Pseudo-gall of the Bramble, drawn from a specimen.
Another sort of excrescence is not uncommon on the terminal shoots of the hawthorn. This is in general irregularly oblong, and the bark which covers it is of an iron colour, similar to the scoriæ of a blacksmith’s forge. When dissected, we find no traces of insects, but a hard, ligneous, and rather porous texture. It is not improbable that this excrescence may originate in the natural growth of a shoot being checked by the punctures of aphides, or of those grubs which we have described.
Many of these excrescences, however, are probably altogether unconnected with insects, and are simply hypertrophic diseases, produced by too much nourishment, like the wens produced on animals. Instances of this may be seen at the roots of the hollyhock (Althea rosea) of three or four years’ standing; on the stems of the elm and other trees, immediately above the root; and on the upper branches of the birch, where a crowded cluster of twigs sometimes grows, bearing no distant resemblance to a rook’s nest in miniature, and provincially called witch-knots.
Pseudo-galls of the Hawthorn, drawn from specimens.
Pseudo-gall produced by Aphis pini on the Scotch fir, drawn from a specimen.
One of the prettiest of these pseudo-galls with which we are acquainted, is produced on the Scotch fir (Pinus sylvestris), by the Aphis pini, which is one of the largest species of our indigenous aphides. The production we allude to may be found, during the summer months, on the terminal shoots of this tree, in the form of a small cone, much like the fruit of the tree in miniature, but with this difference, that the fruit terminates in a point, whereas the pseudo-gall is nearly globular.

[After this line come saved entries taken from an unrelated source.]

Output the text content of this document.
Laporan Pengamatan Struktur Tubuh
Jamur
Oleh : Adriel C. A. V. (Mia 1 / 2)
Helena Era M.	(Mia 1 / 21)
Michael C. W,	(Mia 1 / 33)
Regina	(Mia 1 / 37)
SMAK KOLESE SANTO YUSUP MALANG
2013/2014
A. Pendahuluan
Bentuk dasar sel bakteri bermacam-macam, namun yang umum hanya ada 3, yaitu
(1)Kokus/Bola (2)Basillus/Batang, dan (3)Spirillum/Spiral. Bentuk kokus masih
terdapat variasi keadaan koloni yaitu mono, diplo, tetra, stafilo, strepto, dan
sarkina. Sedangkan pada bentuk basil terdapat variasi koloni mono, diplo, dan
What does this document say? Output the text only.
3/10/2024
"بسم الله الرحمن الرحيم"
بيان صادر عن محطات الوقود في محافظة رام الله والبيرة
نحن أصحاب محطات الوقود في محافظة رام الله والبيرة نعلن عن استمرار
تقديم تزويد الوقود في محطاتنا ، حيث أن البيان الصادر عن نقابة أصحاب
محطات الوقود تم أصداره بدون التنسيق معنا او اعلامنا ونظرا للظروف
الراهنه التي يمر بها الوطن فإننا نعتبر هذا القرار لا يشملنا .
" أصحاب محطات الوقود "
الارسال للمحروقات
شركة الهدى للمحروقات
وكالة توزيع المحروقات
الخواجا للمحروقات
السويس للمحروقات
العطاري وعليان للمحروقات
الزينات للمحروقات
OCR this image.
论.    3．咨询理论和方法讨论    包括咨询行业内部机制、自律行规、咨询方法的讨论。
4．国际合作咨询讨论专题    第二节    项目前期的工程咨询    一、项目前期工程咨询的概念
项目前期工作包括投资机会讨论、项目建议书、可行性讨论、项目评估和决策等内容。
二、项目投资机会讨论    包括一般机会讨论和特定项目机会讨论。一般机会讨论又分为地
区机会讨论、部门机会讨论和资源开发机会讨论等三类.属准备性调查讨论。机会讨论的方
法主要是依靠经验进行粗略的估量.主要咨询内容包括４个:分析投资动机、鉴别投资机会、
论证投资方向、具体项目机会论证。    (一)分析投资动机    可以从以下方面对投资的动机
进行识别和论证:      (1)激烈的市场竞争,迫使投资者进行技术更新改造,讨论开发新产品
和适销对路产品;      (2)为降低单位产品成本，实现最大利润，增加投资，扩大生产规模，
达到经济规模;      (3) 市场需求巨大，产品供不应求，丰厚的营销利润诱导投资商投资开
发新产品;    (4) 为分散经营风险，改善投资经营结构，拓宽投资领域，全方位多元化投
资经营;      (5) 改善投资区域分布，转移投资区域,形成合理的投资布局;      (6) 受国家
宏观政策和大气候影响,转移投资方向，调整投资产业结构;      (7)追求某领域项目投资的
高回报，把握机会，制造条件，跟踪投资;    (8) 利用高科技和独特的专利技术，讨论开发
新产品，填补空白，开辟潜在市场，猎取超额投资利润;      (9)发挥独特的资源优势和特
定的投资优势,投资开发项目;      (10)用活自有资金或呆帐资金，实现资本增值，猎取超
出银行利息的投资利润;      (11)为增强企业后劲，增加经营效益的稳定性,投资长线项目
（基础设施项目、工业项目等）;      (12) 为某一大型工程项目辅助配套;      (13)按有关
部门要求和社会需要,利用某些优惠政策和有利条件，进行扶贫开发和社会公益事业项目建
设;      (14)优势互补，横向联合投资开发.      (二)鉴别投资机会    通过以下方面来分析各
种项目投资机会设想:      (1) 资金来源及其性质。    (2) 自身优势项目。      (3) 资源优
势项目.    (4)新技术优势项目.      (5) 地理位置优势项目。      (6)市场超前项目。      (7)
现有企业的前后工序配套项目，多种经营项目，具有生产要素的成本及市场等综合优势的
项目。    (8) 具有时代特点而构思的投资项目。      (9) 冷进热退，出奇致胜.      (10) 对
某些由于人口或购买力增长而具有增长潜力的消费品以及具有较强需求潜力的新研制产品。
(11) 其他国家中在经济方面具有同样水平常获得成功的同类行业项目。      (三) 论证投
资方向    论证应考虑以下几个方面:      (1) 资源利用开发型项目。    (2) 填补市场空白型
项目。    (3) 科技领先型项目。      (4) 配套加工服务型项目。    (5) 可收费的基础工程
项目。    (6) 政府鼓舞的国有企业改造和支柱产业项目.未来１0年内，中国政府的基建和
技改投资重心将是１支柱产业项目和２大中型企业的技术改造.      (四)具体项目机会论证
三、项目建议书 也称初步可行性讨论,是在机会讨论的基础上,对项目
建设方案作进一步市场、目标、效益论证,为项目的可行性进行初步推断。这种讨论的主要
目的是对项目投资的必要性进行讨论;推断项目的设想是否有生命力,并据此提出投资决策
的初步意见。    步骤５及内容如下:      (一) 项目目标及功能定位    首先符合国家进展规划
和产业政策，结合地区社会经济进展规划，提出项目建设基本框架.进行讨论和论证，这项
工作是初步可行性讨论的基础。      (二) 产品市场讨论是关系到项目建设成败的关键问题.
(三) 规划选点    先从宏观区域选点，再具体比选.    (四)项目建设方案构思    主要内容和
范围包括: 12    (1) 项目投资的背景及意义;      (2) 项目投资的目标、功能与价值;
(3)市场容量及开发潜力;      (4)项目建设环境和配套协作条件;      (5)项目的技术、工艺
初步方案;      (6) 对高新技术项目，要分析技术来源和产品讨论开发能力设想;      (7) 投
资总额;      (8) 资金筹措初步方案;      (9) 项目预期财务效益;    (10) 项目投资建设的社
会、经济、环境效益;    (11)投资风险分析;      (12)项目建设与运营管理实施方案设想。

Its colour also, instead of being green, is reddish; but it exhibits the tiled scales of the fruit cone.
We have mentioned this the more willingly that it seems to confirm the theory which we have hazarded respecting the formation of the bedeguar of the rose and other true galls—by which we ascribed to the sap, diverted from its natural course by insects, a tendency to form leaves, &c., like those of the plant from which it is made to exude.